Title: Enhancing Attention-Based Models by Learning Dynamics with Static Content
Ph.D. Candidate: Qinqing Liu
Major Advisor: Dr. Jinbo Bi
Associate Advisors: Dr. Dongjin Song, Dr. Derek Aguiar
Date/Time: Wednesday, July 24, 2024, 10:15 AM
Location: virtual
Meeting link:
https://uconn-cmr.webex.com/uconn-cmr/j.php?MTID=mda5fd90c9bf3d1afbea07485004c30e5
Meeting number (access code): 2637 836 2320
Meeting password: gCyq4T
Abstract:
In the rapidly evolving field of data-driven machine learning, learning the underlying patterns within temporal and sequential data is essential for a plethora of applications, ranging from time series analysis to natural language processing. Yet, the challenge lies in effectively distinguishing and leveraging the dynamics intrinsic to these static features not being confounded by the dynamics. The static features could serve as a foundational bedrock, powerfully modulating the dynamic features’ behavior. The dependence of dynamic properties on their static counterparts is far from trivial, suggesting a profound interdependence that warrants deeper examination. This dissertation explores the novel paradigm of “Learning Dynamics with Static Context,” which seeks to enhance the learning capabilities of attention-based models by anchoring the dynamic features with static context.
Building upon this paradigm, our research delves into the fusion of static features with modern machine learning architectures for sequence learning to improve performance and generalization. The introduction of attention and shortcut connections to the Long Short-Term Memory (LSTM) model constitutes our first study, where the LSTM backbone captures dynamic time series patterns, while the static variables provide attention weights to aggregate the embeddings of each time step and also build a shortcut connections between single embedding and final representation. The different stages of dynamics could be distinguished according to the static features and the shortcut connection ensures the information in early stages could be preserved in final representation, thus refining predictions. The second study scales this concept to the Transformer architecture, revolutionizing the treatment of position encodings. Instead of the conventional method of sharing positional encodings among all sequences, we proposed to apply the static variables to inform Customized Positional Encoding that interacts with the self-attention through a Partially Linearized Attention Module. This innovation reconstructs the paradigm of positional awareness in attention-based models, catering to the static variables that underlie the temporal features and proves to be robust.

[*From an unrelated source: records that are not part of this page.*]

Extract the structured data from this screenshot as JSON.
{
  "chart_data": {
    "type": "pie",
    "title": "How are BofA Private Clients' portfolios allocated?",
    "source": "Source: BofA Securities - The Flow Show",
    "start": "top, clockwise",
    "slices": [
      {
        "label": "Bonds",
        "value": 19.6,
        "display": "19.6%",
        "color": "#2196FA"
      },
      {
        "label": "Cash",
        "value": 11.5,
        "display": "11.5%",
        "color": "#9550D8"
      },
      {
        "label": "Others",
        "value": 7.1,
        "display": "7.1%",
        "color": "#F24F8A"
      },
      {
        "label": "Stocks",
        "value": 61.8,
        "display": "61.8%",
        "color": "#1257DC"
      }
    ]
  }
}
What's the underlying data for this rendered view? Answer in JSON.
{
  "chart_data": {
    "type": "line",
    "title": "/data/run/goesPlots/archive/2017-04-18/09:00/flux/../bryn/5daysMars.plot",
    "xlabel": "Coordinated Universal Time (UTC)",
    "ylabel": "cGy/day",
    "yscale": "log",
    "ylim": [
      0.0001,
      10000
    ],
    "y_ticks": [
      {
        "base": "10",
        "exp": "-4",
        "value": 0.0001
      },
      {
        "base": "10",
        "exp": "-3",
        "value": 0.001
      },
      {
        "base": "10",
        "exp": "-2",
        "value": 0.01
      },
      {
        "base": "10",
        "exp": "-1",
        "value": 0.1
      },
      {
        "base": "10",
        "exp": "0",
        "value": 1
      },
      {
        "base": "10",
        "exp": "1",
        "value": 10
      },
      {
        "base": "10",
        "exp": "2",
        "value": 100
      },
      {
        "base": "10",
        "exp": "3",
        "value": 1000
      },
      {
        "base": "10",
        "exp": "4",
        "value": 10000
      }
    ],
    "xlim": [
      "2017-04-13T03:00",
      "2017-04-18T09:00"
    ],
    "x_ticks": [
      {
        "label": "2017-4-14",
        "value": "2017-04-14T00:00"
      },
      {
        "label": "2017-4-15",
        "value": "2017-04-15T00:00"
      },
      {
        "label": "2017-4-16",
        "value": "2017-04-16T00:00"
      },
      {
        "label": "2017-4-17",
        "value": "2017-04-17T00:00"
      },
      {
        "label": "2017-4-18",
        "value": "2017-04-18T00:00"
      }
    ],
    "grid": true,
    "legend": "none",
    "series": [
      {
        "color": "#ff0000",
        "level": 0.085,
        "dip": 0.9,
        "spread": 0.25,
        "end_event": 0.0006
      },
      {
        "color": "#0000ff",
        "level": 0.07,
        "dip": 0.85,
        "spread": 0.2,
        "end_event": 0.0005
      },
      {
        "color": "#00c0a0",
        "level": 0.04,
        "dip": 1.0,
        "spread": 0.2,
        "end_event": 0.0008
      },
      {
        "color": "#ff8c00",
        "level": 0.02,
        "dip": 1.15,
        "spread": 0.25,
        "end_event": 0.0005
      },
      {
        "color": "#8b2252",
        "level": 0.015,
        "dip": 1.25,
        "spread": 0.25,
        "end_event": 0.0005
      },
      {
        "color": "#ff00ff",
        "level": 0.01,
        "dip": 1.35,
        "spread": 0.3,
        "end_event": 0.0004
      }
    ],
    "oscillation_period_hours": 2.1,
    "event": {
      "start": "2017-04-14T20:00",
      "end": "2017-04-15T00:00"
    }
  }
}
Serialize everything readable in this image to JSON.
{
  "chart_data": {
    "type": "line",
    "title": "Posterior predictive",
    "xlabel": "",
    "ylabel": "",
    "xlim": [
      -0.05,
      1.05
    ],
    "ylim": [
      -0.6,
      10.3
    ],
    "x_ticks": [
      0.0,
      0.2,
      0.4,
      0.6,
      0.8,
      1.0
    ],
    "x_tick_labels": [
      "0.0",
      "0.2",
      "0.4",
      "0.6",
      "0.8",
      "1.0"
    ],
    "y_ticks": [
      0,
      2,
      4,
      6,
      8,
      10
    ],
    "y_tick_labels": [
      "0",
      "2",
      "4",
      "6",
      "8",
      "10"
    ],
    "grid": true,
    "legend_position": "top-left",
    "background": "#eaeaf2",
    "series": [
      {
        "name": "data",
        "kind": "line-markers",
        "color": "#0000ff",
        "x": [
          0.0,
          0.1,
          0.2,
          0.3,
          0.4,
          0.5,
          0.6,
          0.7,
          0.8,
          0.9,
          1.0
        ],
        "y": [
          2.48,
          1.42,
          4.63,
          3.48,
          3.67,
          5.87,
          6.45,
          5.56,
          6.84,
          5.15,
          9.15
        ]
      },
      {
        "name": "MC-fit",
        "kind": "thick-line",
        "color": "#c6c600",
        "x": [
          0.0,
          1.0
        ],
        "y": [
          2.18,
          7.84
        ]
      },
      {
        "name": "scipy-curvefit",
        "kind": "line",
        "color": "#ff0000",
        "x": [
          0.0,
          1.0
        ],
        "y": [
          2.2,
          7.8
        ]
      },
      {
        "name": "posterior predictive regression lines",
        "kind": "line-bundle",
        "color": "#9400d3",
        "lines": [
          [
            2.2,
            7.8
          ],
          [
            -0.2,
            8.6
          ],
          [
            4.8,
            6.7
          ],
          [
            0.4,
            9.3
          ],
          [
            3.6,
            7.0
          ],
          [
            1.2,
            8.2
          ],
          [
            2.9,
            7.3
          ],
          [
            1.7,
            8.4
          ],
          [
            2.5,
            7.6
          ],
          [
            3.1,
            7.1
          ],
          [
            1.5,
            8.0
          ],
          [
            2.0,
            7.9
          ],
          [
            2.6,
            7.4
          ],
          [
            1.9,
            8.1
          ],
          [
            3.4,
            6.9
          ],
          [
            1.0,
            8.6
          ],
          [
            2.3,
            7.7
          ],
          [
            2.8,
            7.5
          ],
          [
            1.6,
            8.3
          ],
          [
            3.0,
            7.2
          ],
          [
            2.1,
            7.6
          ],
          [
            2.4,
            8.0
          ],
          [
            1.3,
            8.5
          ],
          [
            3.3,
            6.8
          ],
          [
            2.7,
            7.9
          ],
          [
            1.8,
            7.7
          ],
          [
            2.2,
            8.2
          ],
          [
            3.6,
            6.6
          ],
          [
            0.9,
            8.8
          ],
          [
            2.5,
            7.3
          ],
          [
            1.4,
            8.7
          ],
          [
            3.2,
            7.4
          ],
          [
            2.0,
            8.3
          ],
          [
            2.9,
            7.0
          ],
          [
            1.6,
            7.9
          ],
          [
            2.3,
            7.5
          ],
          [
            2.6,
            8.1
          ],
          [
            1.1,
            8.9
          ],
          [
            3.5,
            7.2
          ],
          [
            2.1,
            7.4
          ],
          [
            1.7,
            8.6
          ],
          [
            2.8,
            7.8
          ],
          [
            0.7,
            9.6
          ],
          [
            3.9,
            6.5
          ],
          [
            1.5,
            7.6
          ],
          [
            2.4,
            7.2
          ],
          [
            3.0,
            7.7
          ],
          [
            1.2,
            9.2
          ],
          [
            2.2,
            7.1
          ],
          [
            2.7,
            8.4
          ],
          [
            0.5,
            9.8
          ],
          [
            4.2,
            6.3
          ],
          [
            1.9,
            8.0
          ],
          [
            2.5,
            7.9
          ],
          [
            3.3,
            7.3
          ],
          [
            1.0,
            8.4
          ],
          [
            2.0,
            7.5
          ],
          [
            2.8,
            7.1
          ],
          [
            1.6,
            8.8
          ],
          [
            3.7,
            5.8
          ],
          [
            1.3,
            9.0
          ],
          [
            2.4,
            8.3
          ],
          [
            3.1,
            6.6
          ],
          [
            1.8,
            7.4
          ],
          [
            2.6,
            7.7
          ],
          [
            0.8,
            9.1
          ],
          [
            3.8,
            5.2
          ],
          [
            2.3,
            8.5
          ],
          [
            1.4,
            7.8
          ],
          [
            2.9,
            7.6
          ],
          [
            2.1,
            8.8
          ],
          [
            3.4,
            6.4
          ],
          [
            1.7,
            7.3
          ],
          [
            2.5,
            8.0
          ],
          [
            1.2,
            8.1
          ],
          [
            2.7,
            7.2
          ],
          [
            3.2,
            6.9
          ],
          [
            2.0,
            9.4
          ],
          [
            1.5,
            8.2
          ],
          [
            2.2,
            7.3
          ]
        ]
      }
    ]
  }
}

Our forthcoming third study continues this thread, targeting the consistent elements within input and output sequences in text-related tasks. Focusing on seq2seq denoising task, we introduce the Follow-On Tokenizer to output string, which includes a mapping mechanism to identify and preserve consistent tokens between input and output thus minimizing the ‘noise’ or dynamic aspects of the data, thereby enabling the model to focus on rectifying errors such as typographical and phonetic anomalies. This facilitates more precise, context-aware spell correction and suggests broader implications for error remediation in textual data.